Converting Flat, Comma-Delimited Values Into a Normalized Data ModelBy Scott Mitchell
In my job as an independent software developer I help a lot of small businesses enhance their existing company website or internal web applications to include new features or adopt best practices. Many of these businesses have vital line of business applications that were created many years ago by an employee who was not a professional software developer, but perhaps a member of the IT team or someone who was learning how to program or programmed as a hobby. A common mistake made by people without a solid background in creating data-driven applications is using flat, non-normalized data models.
Consider an application used in a healthcare setting may need to record each doctor's professional and educational degrees. Because there are a fixed
number of degrees - PhD, MD, DDS, OB/GYN, RN, etc. - these degrees should be spelled out in a separate database table. And because each doctor can have
multiple degrees, there should be a third table that maps what doctors are associated with what degrees. Such a data model would be normalized. A non-normalized
data model would instead try to capture each doctor's degrees within the same table that contains the doctor's other information (his name, address, DOB, etc.).
This might be implemented as several columns in the table (
Degree3, and so on) or as a single
column that contains a comma-delimited list of degrees, like "PhD, MD, OB/GYN".

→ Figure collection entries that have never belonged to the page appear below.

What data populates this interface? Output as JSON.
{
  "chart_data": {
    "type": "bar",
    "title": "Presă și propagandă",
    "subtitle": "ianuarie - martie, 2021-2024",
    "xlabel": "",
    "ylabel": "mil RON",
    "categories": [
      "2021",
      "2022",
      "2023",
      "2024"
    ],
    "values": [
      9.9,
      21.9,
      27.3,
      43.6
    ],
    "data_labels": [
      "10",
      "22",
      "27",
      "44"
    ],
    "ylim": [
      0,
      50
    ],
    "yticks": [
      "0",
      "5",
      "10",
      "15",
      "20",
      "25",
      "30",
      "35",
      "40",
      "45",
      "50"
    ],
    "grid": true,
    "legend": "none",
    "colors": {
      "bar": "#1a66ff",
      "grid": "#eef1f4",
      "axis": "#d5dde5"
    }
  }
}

While there are certain circumstances where non-normalized data is ideal, in the vast majority of situations having the data expressed in a normalized manner is ideal. Normalized data is easier to work with, is easier to report against, is (usually) more efficient in terms of both disk space and time to execute queries, and is less likely to suffer from any data integrity issues, which are all too common in non-normalized data. I recently helped a client who had a many-to-many relationship implemented in a flat, non-normalized manner convert that data into a normalized data model through the use of a T-SQL script. This article discusses why it is worhtwhile to convert flat, non-normalized data into a normalized data model and steps through how this T-SQL script can be used to normalize your data. Read on to learn more!

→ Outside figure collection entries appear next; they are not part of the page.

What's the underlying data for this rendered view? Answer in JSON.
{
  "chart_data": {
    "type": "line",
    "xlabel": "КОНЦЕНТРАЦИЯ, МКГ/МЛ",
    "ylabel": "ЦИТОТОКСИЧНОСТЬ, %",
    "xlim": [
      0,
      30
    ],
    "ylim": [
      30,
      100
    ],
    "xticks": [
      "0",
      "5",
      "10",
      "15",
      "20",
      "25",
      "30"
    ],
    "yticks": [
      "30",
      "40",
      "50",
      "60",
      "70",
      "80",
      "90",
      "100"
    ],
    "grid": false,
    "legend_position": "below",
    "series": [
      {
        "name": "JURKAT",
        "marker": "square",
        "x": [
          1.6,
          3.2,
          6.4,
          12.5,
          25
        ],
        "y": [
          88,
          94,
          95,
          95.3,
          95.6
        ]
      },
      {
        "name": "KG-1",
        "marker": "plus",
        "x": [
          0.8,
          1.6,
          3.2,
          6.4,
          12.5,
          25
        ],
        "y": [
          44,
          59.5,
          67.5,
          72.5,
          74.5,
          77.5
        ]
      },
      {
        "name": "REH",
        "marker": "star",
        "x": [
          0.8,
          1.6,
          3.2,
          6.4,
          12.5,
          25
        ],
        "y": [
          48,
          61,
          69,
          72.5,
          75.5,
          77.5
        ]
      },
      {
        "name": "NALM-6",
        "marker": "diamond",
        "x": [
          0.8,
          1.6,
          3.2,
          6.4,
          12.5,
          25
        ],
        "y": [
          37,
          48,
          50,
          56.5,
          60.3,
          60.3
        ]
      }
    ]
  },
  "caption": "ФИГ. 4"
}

An Example of Non-Normalized Data
I recently worked with a client that had a legacy custom web application created by a past employee that was used internally to manage customer and employee information. The application was used primarily to store information about employees and customers and to facilitate searching for customers and employees. For example, each employee can belong to one or more departments, where departments are things like IT, Executive, Sales, and so on. From the web page for editing employees, a user could pick an employee, select zero to many departments from a multi-select list box, and save the results to the database. The search page, which was the most heavily used page on the site, allowed the visitor to select zero to many departments from a list box to filter the results.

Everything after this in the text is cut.